Cinco curiosidades sobre O Quebra-Nozes

Hoje, vamos dedicar o nosso artigo a um dos ballets mais icónicos do mundo e uma tradição inconfundível na época natalícia. Estamos a falar de O Quebra-Nozes, uma das três obras-primas de Pyotr Ilyich Tchaikovsky. Este ballet estreou a 18 de dezembro de 1892 no Teatro Mariinsky, em São Petersburgo, e para celebrar mais um aniversário, vamos partilhar contigo algumas curiosidades fascinantes sobre esta produção.

1 – A Inspiração de Tchaikovsky

O famoso ballet de Tchaikovsky foi inspirado num conto publicado em 1816 pelo escritor alemão E. T. A. Hoffmann. O livro original, intitulado Nussknacker und Mausekönig (O Quebra-Nozes e o Rei dos Camundongos), conta a história de Marie, uma menina cujo brinquedo preferido — um quebra-nozes — ganha vida, combate o maléfico Rei dos Camundongos e a leva para um reino encantado habitado por bonecas mágicas. No ballet, há uma batalha épica entre o Quebra-Nozes e um exército de ratazanas, e o destino final é o encantador Reino dos Doces. Curiosamente, o libreto do ballet é baseado numa adaptação mais leve da história feita por Alexandre Dumas, o autor de Os Três Mosqueteiros.

2 – O Terceiro e Último Ballet de Tchaikovsky

O Quebra-Nozes foi o último dos três ballets escritos por Tchaikovsky, precedido por O Lago dos Cisnes e A Bela Adormecida. Curiosamente, o próprio compositor considerava a música de O Quebra-Nozes inferior à de A Bela Adormecida, composta dois anos antes. No entanto, o tempo provou o contrário, e a sinfonia d’O Quebra-Nozes tornou-se uma das mais reconhecíveis e queridas composições de Tchaikovsky, sendo tocada frequentemente durante a época natalícia.

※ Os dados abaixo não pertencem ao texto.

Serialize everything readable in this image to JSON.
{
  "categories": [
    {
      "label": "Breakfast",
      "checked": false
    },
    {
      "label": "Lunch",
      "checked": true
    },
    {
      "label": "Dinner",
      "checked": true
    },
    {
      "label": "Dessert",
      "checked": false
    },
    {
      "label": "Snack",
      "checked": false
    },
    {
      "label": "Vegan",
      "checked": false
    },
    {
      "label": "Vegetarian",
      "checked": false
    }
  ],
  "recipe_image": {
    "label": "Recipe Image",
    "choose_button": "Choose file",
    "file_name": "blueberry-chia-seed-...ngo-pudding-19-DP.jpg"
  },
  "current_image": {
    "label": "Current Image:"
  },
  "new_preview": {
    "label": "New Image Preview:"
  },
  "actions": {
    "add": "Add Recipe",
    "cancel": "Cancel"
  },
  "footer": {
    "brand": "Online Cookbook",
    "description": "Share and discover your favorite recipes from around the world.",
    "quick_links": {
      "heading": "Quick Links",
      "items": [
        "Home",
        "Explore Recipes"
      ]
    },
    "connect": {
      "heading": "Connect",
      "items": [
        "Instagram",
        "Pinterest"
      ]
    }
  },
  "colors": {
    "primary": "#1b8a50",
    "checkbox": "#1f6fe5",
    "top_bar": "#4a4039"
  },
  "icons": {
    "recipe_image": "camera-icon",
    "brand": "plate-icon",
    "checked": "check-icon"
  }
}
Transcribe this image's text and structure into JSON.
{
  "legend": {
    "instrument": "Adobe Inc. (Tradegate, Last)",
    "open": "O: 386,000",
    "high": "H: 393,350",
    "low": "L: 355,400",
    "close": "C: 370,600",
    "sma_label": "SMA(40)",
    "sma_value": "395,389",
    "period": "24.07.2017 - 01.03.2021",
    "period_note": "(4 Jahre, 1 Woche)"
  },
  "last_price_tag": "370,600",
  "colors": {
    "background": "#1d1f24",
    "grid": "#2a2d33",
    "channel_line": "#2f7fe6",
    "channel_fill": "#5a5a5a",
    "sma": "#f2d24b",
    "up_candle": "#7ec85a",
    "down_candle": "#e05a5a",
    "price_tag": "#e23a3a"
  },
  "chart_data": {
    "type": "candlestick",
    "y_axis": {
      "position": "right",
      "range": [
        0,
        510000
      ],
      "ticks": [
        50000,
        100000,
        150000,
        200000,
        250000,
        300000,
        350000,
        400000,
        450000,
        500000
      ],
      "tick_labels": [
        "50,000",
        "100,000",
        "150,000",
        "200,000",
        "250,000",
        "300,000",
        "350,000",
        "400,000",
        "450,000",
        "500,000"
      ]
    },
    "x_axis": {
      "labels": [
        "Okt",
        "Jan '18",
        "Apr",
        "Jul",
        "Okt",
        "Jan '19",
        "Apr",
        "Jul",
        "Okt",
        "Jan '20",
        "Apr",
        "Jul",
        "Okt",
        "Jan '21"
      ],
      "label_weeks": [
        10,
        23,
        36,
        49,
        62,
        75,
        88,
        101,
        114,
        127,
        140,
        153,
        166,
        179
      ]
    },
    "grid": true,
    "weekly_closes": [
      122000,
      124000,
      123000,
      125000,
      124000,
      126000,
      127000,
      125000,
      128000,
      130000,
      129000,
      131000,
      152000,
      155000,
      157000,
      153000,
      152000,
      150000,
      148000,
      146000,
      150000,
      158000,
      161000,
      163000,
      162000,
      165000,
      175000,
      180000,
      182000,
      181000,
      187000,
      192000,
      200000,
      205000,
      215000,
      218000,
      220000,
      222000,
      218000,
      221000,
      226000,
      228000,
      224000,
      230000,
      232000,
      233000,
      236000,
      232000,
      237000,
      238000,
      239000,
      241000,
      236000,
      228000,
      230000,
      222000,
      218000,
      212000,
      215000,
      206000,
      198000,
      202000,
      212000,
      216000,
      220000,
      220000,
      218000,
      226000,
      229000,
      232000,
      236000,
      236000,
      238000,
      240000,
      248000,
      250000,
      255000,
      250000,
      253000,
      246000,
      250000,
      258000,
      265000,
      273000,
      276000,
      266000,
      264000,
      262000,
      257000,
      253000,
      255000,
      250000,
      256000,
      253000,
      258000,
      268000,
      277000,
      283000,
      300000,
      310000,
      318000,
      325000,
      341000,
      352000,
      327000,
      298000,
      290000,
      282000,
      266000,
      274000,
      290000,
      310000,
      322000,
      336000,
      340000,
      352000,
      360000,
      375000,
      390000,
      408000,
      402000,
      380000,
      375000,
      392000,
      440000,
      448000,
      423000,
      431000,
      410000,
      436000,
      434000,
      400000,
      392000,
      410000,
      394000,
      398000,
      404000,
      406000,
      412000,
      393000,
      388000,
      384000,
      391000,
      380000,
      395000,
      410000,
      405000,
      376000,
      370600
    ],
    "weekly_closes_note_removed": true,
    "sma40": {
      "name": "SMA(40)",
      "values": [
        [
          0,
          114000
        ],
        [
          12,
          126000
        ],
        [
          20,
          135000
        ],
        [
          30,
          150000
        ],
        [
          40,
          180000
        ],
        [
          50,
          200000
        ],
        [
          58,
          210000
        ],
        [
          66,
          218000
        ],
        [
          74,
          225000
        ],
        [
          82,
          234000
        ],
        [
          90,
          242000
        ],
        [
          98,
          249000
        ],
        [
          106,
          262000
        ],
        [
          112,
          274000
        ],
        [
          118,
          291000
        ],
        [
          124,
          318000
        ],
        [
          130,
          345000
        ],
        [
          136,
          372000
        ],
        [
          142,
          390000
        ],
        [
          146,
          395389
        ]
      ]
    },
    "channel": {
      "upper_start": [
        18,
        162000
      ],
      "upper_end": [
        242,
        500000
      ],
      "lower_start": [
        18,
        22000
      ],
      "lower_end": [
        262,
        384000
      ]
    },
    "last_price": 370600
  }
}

3 – A Coreografia Dividida entre Dois Mestres

Embora Tchaikovsky tenha sido o génio musical por trás da obra, a coreografia foi inicialmente desenhada por Marius Petipa, o coreógrafo principal do Teatro Imperial Russo. No entanto, durante o desenvolvimento, Petipa adoeceu e a tarefa de concluir a coreografia foi passada para o seu assistente de confiança, Lev Ivanov. Apesar de terem estilos distintos, Ivanov seguiu rigorosamente as instruções e o guião detalhado deixado por Petipa. O resultado foi uma coreografia harmoniosa, sem quebras de estilo, que se tornou um marco na história do ballet.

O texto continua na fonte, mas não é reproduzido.